Die Mutter schaute erst ein wenig skeptisch drein. Aber dann sagte sie:

„Vielleicht finden wir doch einen Weg …“

Wie es sich herausstellte, waren die Pläne für die Sommerferien noch gar nicht so weit gediehen, wie es den Anschein gehabt hatte. Es war wohl doch möglich, eine Reise nach München zu organisieren.

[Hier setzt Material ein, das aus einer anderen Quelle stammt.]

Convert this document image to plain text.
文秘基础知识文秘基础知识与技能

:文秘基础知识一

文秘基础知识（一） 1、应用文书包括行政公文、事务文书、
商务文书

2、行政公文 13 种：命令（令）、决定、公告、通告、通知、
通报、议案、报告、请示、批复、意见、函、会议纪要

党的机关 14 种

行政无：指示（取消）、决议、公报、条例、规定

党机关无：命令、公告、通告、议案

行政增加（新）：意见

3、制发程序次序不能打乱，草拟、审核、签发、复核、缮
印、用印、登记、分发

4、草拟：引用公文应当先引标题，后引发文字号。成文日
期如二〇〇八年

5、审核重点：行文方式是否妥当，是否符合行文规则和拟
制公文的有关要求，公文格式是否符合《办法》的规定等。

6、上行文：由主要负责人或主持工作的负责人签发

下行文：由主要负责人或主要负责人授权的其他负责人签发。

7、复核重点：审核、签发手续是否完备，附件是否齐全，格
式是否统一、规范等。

Simon hätte gar nicht glücklicher sein können. Nicht nur, dass er zum ersten Mal in seinem Leben nach Bayern kam und mit eigenen Augen von der Frauenkirche aus die nahen Alpen sehen konnte. Zusammen mit Waleri besuchten sie alle das Deutsche Museum und blieben dort viele Stunden. Man konnte so viele Apparate selbst bedienen, sich in Flugzeuge und Autos setzen, Filme schauen und, und, und – es nahm gar kein Ende.

Das Schönste aber war natürlich, dass er Waleri wiedersah. Zum Abschied schenkte Waleri ihm das Lego-Set „Harry Potter Schloss Hogwarts“. Und wieder musste Simon schlucken.

Als sie nach ihrem Besuch in München im ICE saßen und nach Hause fuhren, sagte Vater nur: „Das Oktoberfest – das muss wohl bis zum nächsten Besuch warten. Geht ja doch schnell mit der Bahn. Sechs oder sieben Stunden.“ Da war Simon ganz glücklich.